Daily Paintworks (DPW) | About DPW

What do you do when you hit a wall with your art?


(Carol Marine) #1

Please describe your favorite method(s) for working through a block.


(Carol Marine) #2

My simplest and most often utilized method is simply to not paint. : ) If I let myself get bored for long enough (and the length depends on how blocked I am, and how long it’s been since my last break), ideas just start popping into my head and I can’t wait to get in my studio again.

If it’s a little block I might just go for a walk. That usually clears my head sufficiently.

If it’s a big block, I’ll often spend some of that non-painting time with:

workshops
other mediums
cleaning my studio
crafts
wine
piterest and art magazines
etc.


(Sunny Avocado) #3

I do the same as Carol, but I also have a lot of options…if not ‘in the mood’ or blocked, usually doing faces-I will do abstract big or still life small or even tiny as in aceo. That usually works or maybe I was just too tired…so I take a nap. :smile:


(Johan Derycke) #4
  1. Spending time with the family
  2. sketching
  3. preparing panels
  4. surfing the internet for good paintings (though too much might have a reverse effect
  5. buying paints and art materials I’ve not used before

(David Kuhn) #5

When I hit a wall, I just keep painting anyway, even if I feel like everything I’m producing is junk. I know that eventually I’ll break through. I take heart in Matisse’s sentiment that work cures everything. So far, that’s always worked (for me).


(Suzy Charto) #6

I am hitting one right now. I have painted a dress that I really like but I can’t figure out what to do with the background. So as I am procrastinating, I am washing my bathroom floor that is covered with paint. The floor is getting clean but the painting is still glaring at me.


(Rafael DeSoto Jr.) #7

Walk away for a while. Come back and look at it in a mirror or turn it upside down, or both. Start something else.


(Cathie Richardson) #8

I take a class to learn something new or new technique. I bought a DSLR camera last year and learning that as well as how photographers make their photos really helped me with my painting.


(Gary Bruton) #9

Plein air seems to provide so many inspiring sights that I don’t stay blocked for any length of time.


(Kg Waldon) #10

I usually spend the ‘artist block’ time doing physical mundane art things like preparing canvases, doing the backs of paintings (for framing), preparing cards, and I actually use DPW for this time too - I go to the challenges. This has worked really well for me and kept my hand in, and sure enough, the creative flow starts again and off I go. My longest downtime in the past 2 years was a six week block where I entered every weekly DPW comp during that period.

-Kylie


(Theresa Taylor Bayer) #11
  1. Do a lot of sketching from reference
  2. Doodle while watching TV or listening to music
  3. Surf the Internet looking at images, or consult image reference books (Dover publishes these and they’re great)

(Catherine Kauffman) #12

I will switch out to work on my weaving or spinning for a while and that normally allows my brain to work through whatever it needs so the creativity and insights return. What gets me worse, however, is interruptions by life. I can be in the middle of a wonderful creative flow and working every day and producing good work and then there is a crisis… someone dies, gets sick, gets pregnant, gets married, and my precious time in the studio is just gone! It doesn’t help that I work at a stressful job Mon through Fri. … And I fall out of synch. I’m going to deliberately try plein air work this weekend despite anticipated high heat and see if I can push through and push some paint around.

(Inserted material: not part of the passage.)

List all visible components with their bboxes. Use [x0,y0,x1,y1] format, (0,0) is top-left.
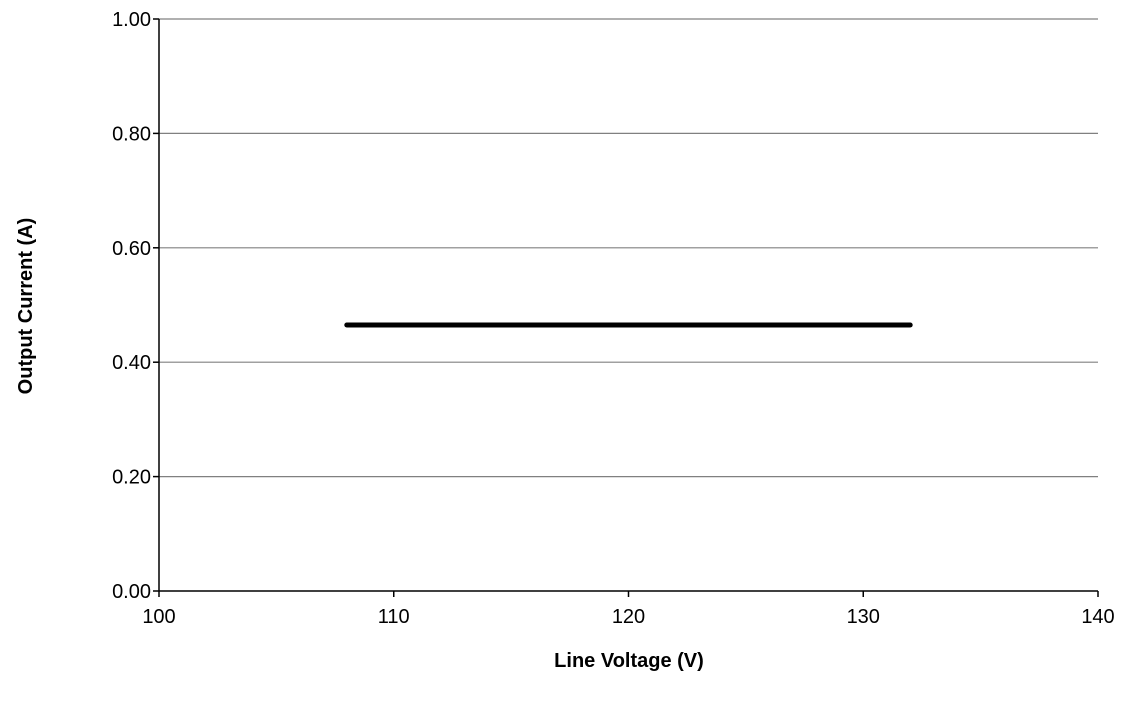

(Theresa Taylor Bayer) #13

I also love listening to talent shows. It’s really inspiring when somebody really young comes along with a spectacular voice.


(Christine Derrick) #14

My brick walls are often caused by tiredness. You eventually reach that point in life where you can’t get a complete night’s sleep without visiting the bathroom…maybe more than once, which really hacks up the sleep pattern. Then I get tired from the “why am I bothering to paint anything, because who really cares?” syndrome. So I then have excuses not to paint or draw anything. At such times I may trawl through the art in Pinterest, or browse DPW, or other online galleries; occasionally try to re-start an old craft project like rag-rugs or knitting with rag-strips. Sometimes just go back to drawing with a tech-pen and say boo to colour, for several days or a week.


(Sunny Avocado) #15

I love how you put it, @microdaisy and I can definitely empathize!